Finalement, ces recherches ne sont-elles pas trop subjectives lorsqu’il s’agît d’évaluer les propriétés sensorielles d’un produit ? Chacun perçoit les goûts à sa façon…
Je vois notre travail comme un outil pour comprendre les profils aromatiques de différents aliments au niveau moléculaire. Même si le goût est quelque chose de subjectif, il y a des molécules spécifiques responsables de la perception d’une saveur spécifique. Notre tâche consiste à comprendre quel composant joue un rôle dans cette perception. Cette connaissance est utile pour développer et améliorer de nouveaux processus et produits.
De plus, dans plusieurs de nos expériences, par la préparation de modèles gustatifs basés sur nos données, nous avons montré que les profils odorants des ingrédients bruts pouvaient être reproduits avec succès. Grâce à nos recherches, certaines controverses, comme l’influence des composants sans odeur sur la perception humaine, sont résolues, tout du moins en partie.

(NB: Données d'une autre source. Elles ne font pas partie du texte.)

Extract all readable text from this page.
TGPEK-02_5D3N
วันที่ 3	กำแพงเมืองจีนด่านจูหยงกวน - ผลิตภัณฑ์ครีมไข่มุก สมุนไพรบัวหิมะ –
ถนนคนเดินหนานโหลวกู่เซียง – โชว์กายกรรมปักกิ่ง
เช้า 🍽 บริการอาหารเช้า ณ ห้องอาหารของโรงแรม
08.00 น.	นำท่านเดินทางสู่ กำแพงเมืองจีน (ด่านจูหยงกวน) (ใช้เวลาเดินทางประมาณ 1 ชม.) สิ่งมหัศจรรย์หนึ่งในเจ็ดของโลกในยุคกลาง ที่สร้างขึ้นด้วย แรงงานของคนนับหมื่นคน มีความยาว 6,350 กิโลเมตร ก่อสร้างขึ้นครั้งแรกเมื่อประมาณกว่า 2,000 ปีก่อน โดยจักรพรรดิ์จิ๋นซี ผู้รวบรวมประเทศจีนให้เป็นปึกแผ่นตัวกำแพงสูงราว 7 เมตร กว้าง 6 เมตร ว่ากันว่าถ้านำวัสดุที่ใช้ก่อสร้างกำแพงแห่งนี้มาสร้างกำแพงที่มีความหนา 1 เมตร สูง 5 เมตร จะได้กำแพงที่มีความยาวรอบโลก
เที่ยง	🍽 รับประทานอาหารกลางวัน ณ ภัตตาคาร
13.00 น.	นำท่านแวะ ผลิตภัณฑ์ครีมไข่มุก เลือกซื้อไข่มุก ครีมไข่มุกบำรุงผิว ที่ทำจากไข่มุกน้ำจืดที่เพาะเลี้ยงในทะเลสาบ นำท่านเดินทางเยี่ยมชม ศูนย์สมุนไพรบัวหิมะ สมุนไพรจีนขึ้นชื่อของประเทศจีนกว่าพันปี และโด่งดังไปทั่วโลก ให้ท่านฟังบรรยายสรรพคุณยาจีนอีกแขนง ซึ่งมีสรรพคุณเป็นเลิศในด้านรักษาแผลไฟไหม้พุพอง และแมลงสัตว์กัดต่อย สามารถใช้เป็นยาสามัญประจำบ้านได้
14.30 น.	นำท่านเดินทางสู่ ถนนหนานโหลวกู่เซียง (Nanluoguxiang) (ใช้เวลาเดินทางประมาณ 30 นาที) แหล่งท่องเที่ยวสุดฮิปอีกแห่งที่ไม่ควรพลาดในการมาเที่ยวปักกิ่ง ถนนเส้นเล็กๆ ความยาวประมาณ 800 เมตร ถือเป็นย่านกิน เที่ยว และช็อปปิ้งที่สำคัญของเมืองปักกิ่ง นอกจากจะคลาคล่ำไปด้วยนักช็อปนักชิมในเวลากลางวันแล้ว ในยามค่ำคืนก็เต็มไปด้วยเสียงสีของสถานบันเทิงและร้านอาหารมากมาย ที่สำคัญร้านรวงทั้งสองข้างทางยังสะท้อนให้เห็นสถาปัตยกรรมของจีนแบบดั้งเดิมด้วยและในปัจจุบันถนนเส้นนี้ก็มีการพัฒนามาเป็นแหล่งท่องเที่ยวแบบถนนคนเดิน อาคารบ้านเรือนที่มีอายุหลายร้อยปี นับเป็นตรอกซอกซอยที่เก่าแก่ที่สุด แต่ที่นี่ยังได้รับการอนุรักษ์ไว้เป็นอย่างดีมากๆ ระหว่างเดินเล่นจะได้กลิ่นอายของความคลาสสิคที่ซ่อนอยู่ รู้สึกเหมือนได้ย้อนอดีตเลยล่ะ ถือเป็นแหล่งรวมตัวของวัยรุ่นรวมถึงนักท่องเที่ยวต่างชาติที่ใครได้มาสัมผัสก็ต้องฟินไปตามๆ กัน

Le travail d’Irene est inspirant. Sur la base de son kit sensoriel, j’ai créé un poster sur l’origine des arômes du chocolat. Il permet aux amateurs de comprendre l’impact des étapes de la fabrication sur le goût d’une tablette. A retrouver sur la boutique.
La note du sommelier
Irene Chetschik, entre chocolat et sciences. Aussi brillante que passionnée, la chimiste construit un pont entre compréhension du cacao et notre plaisir à le transformer et le manger sous forme de chocolat. La chercheuse m'a impressionné par son engagement. L'analyse des odeurs est devenue une seconde nature. Elle entraîne continuellement son odorat, comme un jeu. Et après toutes ces années, elle trouve toujours le cacao relaxant. De son propre aveu, ce n'est pourtant pas chose facile. Les doctorantes et doctorants qu'elle forme à l'analyse sensorielle butent souvent sur le travail de bénédictin que cela demande. Si les nez des parfumeurs devaient avoir leur équivalent dans le monde du chocolat, Irene Chetschik en serait sans aucun doute l'incarnation.